In addition to influencing simple innate behaviors such as sucking reflexes and withdrawal responses, habituation is believed to be responsible for a number of more complex emotional reactions in humans. Explanations for the effects of habituation on emotions are derived primarily from the opponent process theory of motivation.
The opponent process theory holds that each emotional stimulation (or primary process) initiated by an environmental stimulus is opposed by an internal process in the organism. The emotional changes that actually occur in the organism are predicted to result from the net effect of these two processes. The opponent process detracts from the primary process, and summation of the two yields a particular emotional response. It is hypothesized that when the organism is repeatedly stimulated, the primary process is unaffected, but the opponent process is strengthened, which results in a net reduction in the overall emotional response. In other words, repeated presentation of an emotion-arousing stimulus results in habituation in the emotional response, primarily as a result of the elevated opponent response.

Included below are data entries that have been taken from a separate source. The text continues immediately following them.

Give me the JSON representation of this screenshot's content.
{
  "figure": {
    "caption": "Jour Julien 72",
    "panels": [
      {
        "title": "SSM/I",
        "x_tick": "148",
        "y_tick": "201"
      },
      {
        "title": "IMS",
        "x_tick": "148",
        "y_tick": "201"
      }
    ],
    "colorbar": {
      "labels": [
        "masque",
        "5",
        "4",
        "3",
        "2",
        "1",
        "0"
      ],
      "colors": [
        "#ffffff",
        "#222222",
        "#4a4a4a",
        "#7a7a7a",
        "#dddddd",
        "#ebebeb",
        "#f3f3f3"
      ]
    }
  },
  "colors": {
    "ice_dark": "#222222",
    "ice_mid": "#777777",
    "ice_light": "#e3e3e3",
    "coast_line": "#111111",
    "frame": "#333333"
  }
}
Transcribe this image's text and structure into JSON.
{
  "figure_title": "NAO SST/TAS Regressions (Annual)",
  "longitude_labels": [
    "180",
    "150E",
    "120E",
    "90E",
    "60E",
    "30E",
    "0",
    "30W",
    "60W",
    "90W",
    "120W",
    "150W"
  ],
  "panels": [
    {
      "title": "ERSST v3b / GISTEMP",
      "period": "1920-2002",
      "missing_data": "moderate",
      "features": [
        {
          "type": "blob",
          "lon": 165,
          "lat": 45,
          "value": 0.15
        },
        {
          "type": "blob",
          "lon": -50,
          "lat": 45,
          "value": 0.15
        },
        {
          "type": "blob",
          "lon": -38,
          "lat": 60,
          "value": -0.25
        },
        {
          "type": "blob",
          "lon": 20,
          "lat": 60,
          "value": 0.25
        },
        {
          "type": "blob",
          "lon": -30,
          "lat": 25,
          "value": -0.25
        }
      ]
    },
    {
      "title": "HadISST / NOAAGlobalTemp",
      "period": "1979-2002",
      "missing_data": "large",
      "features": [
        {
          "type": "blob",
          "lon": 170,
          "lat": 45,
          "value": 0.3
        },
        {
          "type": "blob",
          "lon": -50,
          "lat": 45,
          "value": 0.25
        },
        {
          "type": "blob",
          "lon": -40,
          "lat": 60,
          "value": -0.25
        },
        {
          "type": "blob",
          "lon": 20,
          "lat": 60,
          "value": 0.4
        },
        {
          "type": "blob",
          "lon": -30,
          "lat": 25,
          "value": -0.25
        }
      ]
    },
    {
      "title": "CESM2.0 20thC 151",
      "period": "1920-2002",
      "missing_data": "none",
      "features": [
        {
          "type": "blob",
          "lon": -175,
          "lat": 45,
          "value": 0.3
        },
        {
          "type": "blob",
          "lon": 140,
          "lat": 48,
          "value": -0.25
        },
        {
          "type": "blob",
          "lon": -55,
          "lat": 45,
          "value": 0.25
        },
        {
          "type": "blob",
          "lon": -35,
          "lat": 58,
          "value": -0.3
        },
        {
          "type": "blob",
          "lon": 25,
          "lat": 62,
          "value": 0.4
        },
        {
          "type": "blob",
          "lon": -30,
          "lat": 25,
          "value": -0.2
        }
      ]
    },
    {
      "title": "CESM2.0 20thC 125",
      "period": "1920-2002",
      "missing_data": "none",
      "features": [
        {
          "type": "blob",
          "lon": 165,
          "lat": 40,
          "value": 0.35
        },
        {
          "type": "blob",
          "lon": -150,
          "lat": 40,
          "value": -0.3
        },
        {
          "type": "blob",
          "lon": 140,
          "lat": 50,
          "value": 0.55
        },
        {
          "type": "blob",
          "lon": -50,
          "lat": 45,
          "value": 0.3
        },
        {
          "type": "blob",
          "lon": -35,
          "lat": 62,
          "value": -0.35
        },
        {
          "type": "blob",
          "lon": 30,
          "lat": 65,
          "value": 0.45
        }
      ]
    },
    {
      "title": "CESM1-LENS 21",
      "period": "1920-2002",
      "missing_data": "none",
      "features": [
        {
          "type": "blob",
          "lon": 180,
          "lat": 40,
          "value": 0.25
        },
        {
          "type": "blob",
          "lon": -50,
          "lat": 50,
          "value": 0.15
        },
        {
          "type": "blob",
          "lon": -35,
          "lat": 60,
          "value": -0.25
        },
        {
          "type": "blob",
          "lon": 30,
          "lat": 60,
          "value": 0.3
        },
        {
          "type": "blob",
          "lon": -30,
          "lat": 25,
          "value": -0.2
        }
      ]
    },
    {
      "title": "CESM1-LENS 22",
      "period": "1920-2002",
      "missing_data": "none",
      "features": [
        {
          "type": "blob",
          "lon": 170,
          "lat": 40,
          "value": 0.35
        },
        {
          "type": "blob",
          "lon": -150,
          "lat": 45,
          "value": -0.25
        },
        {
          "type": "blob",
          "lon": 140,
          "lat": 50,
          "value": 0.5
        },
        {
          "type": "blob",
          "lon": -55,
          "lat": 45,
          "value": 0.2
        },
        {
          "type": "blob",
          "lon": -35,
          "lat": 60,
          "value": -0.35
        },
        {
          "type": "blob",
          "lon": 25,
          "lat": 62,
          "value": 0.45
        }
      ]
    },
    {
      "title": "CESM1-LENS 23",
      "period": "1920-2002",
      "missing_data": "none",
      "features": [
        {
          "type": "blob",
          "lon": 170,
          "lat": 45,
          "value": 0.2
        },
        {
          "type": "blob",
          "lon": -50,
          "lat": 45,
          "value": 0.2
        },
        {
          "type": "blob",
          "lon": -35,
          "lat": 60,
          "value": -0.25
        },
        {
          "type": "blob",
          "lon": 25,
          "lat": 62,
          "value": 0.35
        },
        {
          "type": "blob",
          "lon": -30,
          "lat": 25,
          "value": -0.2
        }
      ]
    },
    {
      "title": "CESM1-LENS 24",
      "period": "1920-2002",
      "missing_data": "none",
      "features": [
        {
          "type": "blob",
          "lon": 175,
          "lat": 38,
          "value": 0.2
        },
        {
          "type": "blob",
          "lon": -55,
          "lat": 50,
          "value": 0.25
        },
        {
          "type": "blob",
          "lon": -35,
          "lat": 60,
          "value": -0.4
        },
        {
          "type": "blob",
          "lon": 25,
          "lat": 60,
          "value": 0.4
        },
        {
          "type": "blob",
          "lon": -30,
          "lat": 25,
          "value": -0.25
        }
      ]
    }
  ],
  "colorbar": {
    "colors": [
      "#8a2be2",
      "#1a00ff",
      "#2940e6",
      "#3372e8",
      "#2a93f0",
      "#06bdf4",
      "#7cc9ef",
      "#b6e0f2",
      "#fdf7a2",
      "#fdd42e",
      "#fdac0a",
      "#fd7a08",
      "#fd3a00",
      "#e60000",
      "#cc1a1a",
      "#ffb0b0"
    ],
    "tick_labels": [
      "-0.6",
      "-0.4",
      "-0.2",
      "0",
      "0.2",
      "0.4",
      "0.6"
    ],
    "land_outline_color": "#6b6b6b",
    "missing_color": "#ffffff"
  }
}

An increase in drug tolerance which results from repeated usage of a drug is best explained by this kind of habituation. Habitual users of alcohol, caffeine, nicotine, or various opiate derivatives must consume greater quan tities of such drugs each time they are ingested in order to achieve the same emotional stimulation. Thus, with repeated usage, there is a decline in the overall emotional response. This decline in the euphoric effects of a drug is primarily the result of an increase in the opponent process, which can be characterized as the negative effects of the drug. This is presumably why habitual users experience severe physiological problems (for example, headaches or delirium tremens) upon termination of a drug.
Similar patterns of habituation have also been suggested to explain the human emotional responses associated with love and attachment and the extreme feelings of euphoria derived from various thrill-seeking activities such as skydiving. Thus, while habituation and sensitization are simple forms of learning, they may be involved in a variety of more complex behaviors and emotions as well.